Wo die Grenzen liegen und welche Stolperfallen ich ernst nehme
Die größten Probleme entstehen nicht durch die App selbst, sondern durch das Umfeld: Netzwerk, Betriebssystem, Firewall und die konkrete Cubase-Edition. Wer das sauber einplant, spart sich die typischen Frustmomente.
- Gleiches Netzwerk ist Pflicht. Computer und Mobilgerät müssen im selben WLAN hängen, idealerweise nicht in einem Gastnetz mit Client-Isolation.

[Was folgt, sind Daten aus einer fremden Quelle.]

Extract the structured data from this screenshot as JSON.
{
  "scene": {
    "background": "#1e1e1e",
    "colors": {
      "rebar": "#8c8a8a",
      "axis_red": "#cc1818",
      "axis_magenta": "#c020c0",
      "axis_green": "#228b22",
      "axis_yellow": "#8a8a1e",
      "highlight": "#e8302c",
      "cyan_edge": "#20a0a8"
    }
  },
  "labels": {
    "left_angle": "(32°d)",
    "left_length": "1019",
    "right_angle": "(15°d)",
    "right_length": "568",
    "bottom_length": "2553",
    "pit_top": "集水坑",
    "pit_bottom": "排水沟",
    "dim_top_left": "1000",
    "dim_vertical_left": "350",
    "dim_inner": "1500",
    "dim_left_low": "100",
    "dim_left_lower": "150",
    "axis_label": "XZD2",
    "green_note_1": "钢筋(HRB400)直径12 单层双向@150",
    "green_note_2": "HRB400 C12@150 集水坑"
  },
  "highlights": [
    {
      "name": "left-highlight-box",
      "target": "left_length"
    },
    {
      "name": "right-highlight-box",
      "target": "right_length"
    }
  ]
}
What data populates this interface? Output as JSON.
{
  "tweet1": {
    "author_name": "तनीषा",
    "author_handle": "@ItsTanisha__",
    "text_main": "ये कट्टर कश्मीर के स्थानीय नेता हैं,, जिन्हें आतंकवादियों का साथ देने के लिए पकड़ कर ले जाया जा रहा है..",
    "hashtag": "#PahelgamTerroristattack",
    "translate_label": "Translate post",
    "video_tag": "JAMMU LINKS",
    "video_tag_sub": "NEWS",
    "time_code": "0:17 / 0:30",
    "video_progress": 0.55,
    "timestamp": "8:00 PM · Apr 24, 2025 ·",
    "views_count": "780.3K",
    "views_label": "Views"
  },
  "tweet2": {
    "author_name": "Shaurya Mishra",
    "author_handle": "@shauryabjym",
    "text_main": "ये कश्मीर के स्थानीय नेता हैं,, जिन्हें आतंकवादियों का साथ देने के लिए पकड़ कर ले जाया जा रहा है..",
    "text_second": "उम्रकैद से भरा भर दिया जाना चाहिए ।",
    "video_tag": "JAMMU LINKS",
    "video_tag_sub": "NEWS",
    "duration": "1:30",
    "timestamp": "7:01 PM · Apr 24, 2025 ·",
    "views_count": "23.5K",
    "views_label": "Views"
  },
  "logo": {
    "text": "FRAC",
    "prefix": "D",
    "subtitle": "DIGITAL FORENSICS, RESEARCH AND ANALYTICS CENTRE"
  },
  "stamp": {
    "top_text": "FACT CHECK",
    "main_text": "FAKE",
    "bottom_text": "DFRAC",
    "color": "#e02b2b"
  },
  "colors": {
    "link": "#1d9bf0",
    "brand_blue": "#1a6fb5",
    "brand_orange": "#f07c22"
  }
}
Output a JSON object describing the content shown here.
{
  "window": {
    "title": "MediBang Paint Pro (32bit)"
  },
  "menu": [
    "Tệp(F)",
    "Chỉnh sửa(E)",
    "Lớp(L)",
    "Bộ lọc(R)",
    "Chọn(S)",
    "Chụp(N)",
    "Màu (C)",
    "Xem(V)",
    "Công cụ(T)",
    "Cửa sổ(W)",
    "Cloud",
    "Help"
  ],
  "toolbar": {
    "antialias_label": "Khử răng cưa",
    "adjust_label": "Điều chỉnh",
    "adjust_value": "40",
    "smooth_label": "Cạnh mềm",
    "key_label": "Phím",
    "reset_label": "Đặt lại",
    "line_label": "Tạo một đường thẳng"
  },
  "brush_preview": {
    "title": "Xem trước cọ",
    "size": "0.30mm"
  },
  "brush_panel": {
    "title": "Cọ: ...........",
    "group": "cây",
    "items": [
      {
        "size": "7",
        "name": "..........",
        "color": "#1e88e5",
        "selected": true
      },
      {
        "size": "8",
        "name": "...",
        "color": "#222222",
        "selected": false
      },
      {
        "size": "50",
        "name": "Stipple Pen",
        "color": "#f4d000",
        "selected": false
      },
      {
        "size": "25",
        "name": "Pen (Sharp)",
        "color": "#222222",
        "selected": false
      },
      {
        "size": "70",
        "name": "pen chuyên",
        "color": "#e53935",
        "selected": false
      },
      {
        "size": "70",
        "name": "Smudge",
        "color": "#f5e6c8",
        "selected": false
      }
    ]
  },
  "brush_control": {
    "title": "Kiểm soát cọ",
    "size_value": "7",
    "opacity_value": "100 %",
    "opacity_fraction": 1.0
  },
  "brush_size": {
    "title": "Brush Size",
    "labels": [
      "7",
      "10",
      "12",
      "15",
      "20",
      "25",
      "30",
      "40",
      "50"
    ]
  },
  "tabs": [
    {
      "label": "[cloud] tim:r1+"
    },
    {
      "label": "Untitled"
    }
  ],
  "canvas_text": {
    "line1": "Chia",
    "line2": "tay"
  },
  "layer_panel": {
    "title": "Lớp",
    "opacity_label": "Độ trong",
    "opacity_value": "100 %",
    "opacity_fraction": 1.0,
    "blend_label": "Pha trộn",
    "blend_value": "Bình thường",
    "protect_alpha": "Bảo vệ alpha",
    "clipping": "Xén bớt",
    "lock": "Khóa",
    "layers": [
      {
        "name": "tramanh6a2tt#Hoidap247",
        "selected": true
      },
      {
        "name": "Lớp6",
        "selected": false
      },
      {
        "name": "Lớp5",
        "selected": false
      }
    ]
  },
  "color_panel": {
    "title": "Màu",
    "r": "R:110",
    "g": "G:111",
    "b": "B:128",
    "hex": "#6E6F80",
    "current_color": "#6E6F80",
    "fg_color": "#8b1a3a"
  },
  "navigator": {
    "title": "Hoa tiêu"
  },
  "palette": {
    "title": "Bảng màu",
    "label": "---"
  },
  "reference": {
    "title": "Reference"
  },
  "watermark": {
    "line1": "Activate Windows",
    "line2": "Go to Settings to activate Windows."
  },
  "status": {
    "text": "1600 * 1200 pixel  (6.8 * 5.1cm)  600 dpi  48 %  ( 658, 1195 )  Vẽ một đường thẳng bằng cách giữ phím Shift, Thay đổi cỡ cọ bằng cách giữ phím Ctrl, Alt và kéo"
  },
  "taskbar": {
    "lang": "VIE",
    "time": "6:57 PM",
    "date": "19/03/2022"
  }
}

- Windows kann blockieren. Die Firewall ist ein häufiger Fehlerpunkt, wenn Cubase nicht mit der App sprechen darf.
- SKI Remote muss wirklich aktiv sein. Eine bloße Installation reicht nicht, wenn es in Cubase nicht korrekt eingebunden wurde.
- Die Cue-Mix-Funktion ist editiongebunden. Sie benötigt den Control Room und ist nur in der vollen Cubase-Version verfügbar.
- Kleine Displays sind brauchbar, aber nicht ideal. Auf einem Telefon funktionieren Transport und Marker gut, die Mix-Arbeit ist auf einem Tablet angenehmer.
- Sehr dichte Projekte bleiben dicht. Die Übersicht ist für Steuerung gemacht, nicht für komfortables Editieren riesiger Arrangements.
Bei Android lohnt außerdem ein Blick auf die konkrete Geräteklasse. Steinberg hat die App 2026 weiter aktualisiert, und die Rückmeldungen zeigen, dass moderne Geräte deutlich besser laufen als ältere oder exotische Tablets. Trotzdem würde ich bei einem Neukauf lieber auf ein solides, gut unterstütztes Modell setzen als auf irgendein Billig-Tablet ohne saubere Store-Kompatibilität.
Wer die Grenzen kennt, nutzt die App entspannter: nicht als Wunderwerkzeug, sondern als präzise Ergänzung zu Cubase. Damit bleibt nur noch die Frage, wie ich sie heute konkret einsetzen würde.
Wie ich Cubase iC Pro 2026 heute einsetzen würde
Wenn ich die App im Home Studio heute neu aufsetzen würde, würde ich sie klar auf Recording und Session-Organisation trimmen. Auf dem Tablet würde ich die Projektansicht, Marker, Transport und die wichtigsten Befehle vorbereiten, auf dem Rechner SKI Remote sauber einrichten und die wichtigsten Makros direkt in Cubase anlegen. So entsteht ein System, das im Moment der Aufnahme wirklich entlastet, statt nur nett auszusehen.
Besonders sinnvoll finde ich die aktuelle 1.3.x-Linie von 2026, weil sie mit der großen Transportansicht, Undo/Redo und dem Drum-Track-Support genau an den Stellen verbessert wurde, die im Alltag zählen. Das ist kein kosmetisches Update, sondern ein praktischer Schritt in Richtung schnellerer Bedienung. Für kleine Studios, Solo-Produzenten und alle, die viel im Aufnahmeraum arbeiten, bleibt die App damit relevant.
Mein Urteil ist deshalb recht klar: Wer Cubase ohnehin intensiv nutzt und ein mobiles Bedienkonzept sucht, bekommt hier ein spezialisiertes Werkzeug mit echtem Nutzen. Wer dagegen vor allem eine physische Mischoberfläche erwartet, wird mit einem Controller glücklicher. Für Recording, Navigation und schnelle Eingriffe im Projekt ist Cubase iC Pro aber auch 2026 noch eine kluge Ergänzung zu einem gut eingerichteten Home-Studio-Workflow.